Most HR professionals report using two strategies to retain employees: company-wide salary increases and retention bonuses. The problem is that 40 percent of new hires who have been with their current employer for six months are earning the same or less money than they were at their previous company.
Compounding the disconnect is that twice as many surveyed workers say they prioritize career development over compensation when deciding whether to stay with an organization. Future career growth and development are two times as likely to lead an employee to change jobs than compensation or benefits.
That puts HR professionals in a difficult position. Perceptyx found that while financial compensation is one of the leading factors in attracting new candidates to apply for a job, it isn't as significant of a reason for job seekers accepting a position. For instance, there's a more than 20 percent gap between compensation making a position attractive and leading to workers accepting an offer. Vacation benefits have the same gap, and healthcare benefits show a 26 percent gap.

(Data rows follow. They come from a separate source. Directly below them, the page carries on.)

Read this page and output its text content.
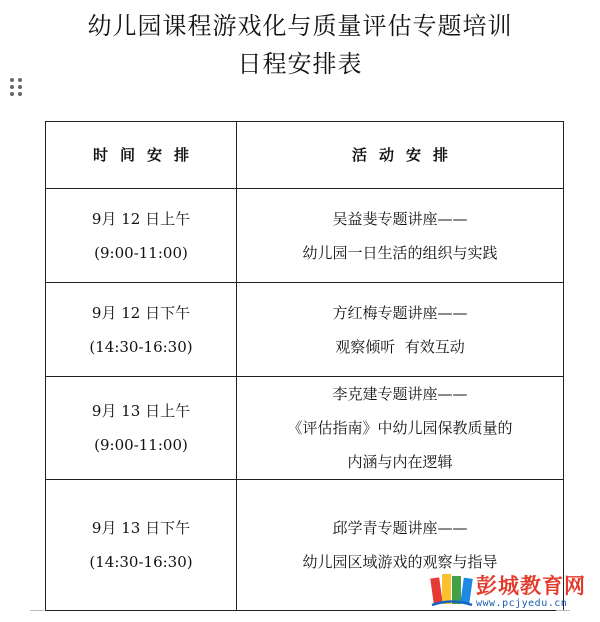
幼儿园课程游戏化与质量评估专题培训
日程安排表
时间安排	活动安排

9月 12 日上午
(9:00-11:00)	吴益斐专题讲座——
幼儿园一日生活的组织与实践

9月 12 日下午
(14:30-16:30)	方红梅专题讲座——
观察倾听  有效互动

9月 13 日上午
(9:00-11:00)	李克建专题讲座——
《评估指南》中幼儿园保教质量的
内涵与内在逻辑

9月 13 日下午
(14:30-16:30)	邱学青专题讲座——
幼儿园区域游戏的观察与指导
彭城教育网
www.pcjyedu.cn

When it comes to future career development—a key theme throughout the report—employers believe that holds less appeal to job seekers (around 33 percent). But more than half of employees say it is a reason to accept a position—a 19 percent difference. The opportunity for future career development is also the top reason employees chose to leave their previous job. Healthcare benefits followed at 38 percent, and compensation was lower at 24 percent.
Seven out of 10 employees rated their salaries as fair. An equal number of individuals who recently left a position said the same about their prior salary. Data shows that compensation isn't the leading driver behind turnover. Rather, it indicates companies should focus their attention on career development offerings.